Which is the best free engine just running on a “crappy laptop”? Well one bloke tried this interesting experiment and found out!
This is where the people on Reddit, the front page of the internet, say they will watch the Candidates :-
Many say they will watch chess24 with Judit Polgar, Jan Gustafsson, or chess.com with Danny Rensch, Daniel Naroditsky and Robert Hess commentating.
Personally I’m hoping that Vishy Anand, or Peter Svidler, or David Howell and Jovanka Houska will appear to commentate somewhere. Magnus Carlsen is rumoured to be dropping in to visit Judit and Jan. If I had Russian then of course I’d watch Vladimir Kramnik’s commentary. I’m really not quite sure how come Peter Svidler’s English is more idiomatic than mine… He loves cricket (not me I’m a footy man), wants to open for England at Lord’s, and uses English vernacular like “half-decent”, “gobsmacked”, etc. He is surely the most drily amusing commentator, and he’s half-decent at chess too, having won the Russian championship 8 times!
In 1977, Monty Newborn (President of the ICCA, the International Computer Chess Association, from 1983-1986) said “In the past Grandmasters came to our computer tournaments to laugh. Today they come to watch. Soon they will come to learn.” He was not wrong!
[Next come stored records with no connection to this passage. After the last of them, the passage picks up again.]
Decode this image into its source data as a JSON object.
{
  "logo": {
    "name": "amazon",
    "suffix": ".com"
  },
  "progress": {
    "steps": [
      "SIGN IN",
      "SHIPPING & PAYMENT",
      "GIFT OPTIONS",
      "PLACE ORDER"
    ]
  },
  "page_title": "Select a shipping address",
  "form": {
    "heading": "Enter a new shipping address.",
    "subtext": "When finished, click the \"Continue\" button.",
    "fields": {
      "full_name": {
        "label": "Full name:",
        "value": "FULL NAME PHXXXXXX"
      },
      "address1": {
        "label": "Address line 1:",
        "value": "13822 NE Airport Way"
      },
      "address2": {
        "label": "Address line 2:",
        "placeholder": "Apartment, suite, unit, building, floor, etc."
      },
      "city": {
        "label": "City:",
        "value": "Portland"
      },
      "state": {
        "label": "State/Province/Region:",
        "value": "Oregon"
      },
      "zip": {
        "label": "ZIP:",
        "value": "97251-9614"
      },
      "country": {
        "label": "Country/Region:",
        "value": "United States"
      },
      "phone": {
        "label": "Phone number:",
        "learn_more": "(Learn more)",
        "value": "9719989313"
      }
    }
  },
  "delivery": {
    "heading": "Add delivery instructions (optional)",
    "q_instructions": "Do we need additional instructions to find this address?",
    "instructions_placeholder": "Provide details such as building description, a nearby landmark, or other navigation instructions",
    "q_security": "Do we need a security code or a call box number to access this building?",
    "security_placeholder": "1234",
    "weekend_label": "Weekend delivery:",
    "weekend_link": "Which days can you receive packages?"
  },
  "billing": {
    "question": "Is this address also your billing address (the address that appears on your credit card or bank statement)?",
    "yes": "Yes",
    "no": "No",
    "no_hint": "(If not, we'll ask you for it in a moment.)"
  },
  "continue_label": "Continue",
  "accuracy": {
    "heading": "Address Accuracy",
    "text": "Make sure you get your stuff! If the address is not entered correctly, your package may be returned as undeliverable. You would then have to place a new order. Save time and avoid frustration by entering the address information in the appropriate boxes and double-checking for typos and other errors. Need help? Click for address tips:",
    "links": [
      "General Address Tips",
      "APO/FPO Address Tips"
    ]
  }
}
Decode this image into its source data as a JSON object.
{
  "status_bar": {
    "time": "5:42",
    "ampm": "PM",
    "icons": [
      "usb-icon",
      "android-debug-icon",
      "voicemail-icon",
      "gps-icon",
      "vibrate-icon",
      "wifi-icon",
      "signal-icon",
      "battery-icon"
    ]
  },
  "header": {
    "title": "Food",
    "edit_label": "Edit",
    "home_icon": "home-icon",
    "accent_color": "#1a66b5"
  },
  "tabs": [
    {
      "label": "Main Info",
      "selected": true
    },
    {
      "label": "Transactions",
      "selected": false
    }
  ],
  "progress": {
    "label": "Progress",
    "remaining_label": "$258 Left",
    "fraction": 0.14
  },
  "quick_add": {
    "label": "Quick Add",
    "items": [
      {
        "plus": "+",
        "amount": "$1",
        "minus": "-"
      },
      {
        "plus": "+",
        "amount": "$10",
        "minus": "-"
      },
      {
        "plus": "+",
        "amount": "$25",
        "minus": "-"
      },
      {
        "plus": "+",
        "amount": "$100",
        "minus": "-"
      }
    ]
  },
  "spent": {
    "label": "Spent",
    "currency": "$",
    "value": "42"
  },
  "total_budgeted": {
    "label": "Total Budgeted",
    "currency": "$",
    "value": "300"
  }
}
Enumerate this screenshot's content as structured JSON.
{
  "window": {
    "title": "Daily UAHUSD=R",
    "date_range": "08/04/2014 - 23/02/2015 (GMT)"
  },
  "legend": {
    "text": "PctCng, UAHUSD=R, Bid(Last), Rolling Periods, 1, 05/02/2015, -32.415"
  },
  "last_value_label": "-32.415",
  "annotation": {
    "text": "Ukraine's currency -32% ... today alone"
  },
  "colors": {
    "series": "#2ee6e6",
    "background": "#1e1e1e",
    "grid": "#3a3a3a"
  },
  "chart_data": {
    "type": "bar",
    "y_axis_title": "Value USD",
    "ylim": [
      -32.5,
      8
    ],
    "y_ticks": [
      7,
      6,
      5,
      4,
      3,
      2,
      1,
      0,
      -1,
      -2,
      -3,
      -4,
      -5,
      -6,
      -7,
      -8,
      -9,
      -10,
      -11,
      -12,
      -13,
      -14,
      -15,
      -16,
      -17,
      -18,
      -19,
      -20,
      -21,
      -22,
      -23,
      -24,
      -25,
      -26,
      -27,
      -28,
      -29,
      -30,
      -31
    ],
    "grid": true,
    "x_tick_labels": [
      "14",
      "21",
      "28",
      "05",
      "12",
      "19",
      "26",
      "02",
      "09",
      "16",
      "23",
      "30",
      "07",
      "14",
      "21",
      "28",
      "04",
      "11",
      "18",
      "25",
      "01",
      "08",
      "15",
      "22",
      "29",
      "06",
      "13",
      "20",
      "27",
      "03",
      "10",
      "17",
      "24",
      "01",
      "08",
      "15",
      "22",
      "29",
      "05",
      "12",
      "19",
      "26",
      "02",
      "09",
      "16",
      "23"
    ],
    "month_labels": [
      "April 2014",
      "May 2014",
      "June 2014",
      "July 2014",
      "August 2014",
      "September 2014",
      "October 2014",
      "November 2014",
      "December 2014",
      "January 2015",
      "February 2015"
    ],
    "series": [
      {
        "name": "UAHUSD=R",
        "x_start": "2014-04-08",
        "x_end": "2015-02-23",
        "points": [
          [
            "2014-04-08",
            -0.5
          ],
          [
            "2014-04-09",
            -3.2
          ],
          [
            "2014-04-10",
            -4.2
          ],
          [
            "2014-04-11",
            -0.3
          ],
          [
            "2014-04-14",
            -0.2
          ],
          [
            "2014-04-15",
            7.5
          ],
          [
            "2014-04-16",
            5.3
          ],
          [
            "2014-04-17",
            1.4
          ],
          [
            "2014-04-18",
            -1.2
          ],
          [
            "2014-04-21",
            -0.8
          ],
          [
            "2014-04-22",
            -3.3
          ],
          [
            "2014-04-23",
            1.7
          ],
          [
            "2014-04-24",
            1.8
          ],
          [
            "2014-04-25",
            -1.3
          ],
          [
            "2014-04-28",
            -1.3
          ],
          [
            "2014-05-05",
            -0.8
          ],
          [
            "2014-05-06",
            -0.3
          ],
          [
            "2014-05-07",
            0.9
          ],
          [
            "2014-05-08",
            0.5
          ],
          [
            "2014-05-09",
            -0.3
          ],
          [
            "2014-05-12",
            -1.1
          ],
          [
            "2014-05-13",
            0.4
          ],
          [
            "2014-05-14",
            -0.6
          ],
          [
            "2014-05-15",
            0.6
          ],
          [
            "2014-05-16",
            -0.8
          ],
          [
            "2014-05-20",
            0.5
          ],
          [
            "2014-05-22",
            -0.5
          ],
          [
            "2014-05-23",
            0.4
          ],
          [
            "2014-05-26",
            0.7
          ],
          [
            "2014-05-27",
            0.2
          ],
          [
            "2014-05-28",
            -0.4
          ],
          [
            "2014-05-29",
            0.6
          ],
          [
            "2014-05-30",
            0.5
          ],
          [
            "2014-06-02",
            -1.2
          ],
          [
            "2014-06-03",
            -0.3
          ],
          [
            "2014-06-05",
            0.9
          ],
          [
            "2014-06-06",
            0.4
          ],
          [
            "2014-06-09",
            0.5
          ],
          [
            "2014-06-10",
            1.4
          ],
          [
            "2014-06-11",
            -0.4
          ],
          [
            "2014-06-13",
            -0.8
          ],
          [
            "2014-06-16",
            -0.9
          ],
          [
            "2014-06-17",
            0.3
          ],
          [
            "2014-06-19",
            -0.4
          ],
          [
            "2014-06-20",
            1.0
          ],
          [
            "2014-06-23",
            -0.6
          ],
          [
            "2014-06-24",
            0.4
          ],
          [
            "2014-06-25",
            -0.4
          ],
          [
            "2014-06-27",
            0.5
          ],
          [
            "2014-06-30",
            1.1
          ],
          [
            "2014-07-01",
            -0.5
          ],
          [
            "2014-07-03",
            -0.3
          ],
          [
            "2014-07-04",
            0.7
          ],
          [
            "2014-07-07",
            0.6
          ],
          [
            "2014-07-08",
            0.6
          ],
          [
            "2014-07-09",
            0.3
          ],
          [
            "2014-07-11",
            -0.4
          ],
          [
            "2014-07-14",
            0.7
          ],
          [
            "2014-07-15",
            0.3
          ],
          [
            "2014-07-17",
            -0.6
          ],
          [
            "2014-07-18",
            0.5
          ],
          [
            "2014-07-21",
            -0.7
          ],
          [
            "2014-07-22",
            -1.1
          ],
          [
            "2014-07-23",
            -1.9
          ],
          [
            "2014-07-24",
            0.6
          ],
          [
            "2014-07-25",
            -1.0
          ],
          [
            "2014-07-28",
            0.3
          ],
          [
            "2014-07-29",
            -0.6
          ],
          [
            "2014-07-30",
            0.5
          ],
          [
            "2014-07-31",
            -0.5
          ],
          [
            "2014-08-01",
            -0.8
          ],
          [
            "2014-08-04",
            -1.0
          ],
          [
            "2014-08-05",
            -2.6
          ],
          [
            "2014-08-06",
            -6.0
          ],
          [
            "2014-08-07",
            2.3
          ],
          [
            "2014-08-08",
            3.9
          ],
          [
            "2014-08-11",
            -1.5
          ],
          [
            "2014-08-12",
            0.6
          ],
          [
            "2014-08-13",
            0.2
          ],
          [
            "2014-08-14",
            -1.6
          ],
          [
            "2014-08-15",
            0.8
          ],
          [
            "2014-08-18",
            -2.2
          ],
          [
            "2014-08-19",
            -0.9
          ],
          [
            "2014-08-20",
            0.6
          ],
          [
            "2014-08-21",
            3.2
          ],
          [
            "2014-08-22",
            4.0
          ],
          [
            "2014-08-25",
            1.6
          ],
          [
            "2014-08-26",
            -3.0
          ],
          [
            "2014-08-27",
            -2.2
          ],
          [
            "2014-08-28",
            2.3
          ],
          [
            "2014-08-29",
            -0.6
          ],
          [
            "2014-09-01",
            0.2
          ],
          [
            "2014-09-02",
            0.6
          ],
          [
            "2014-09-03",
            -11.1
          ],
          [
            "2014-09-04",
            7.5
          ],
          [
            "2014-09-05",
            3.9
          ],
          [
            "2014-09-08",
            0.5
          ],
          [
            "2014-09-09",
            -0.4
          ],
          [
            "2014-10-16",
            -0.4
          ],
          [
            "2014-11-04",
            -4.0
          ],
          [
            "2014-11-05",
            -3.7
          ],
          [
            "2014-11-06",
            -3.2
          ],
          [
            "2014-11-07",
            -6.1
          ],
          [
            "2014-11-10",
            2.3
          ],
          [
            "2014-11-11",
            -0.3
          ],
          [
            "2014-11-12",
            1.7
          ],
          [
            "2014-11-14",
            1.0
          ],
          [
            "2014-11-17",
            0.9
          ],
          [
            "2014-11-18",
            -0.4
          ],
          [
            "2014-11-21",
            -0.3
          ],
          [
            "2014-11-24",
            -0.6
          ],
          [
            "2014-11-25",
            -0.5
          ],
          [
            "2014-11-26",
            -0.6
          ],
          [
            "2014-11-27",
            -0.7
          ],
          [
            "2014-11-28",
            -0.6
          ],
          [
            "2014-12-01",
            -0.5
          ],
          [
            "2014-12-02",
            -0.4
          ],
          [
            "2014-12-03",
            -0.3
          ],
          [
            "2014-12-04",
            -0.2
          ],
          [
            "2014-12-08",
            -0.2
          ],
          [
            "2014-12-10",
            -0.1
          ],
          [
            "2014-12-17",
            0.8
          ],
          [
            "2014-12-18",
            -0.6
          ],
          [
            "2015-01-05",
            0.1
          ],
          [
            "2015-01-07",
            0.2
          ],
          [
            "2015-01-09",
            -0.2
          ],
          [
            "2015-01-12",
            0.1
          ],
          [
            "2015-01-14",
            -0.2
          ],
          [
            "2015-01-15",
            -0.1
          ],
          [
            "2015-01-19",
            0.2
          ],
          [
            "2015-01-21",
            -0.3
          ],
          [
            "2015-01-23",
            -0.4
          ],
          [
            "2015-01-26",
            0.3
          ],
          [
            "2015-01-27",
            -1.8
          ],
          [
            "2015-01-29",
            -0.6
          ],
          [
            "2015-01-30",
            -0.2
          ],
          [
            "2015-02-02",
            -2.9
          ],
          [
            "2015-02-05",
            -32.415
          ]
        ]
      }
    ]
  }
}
Already a free chess engine like Stockfish, running on a bog standard laptop, can defeat the World Chess Champion.
For post-game analysis, I like “Agadmator” of Croatia (real name Antonio Radić, Elo 1967) on Youtube, he is not the strongest OTB (over the board) player, but his presentation is very good. Obviously, most commentators analyse using computer engines, which is a great leveller. Most commentators during the games don’t like at all to use an engine, because it feels much more realistic to put yourself in the shoes of the players, who cannot play like engines, and it feels like cheating! But after the game is over, it is a fair cop to use a computer engine to analyse. Agadmator has a staggering 1.2 million subscribers (until recently the most popular YT chess channel), so he must be doing something right! He’s very good at systematically going through variations in a clear fashion :-
Even better though, and by far and away the best English language commentator for post-mortem analysis, is English GM Danny King (2466), of the PowerPlayChess Youtube channel. Danny King is a bona fide GM as well as being a diamond geezer, and that helps a lot as he has the GM’s deep understanding of a position. Anybody can use a top engine, but a GM will utilise it better as engines can’t do everything, and they sometimes need to have moves suggested to them. He has 90k subscribers but deserves a lot more.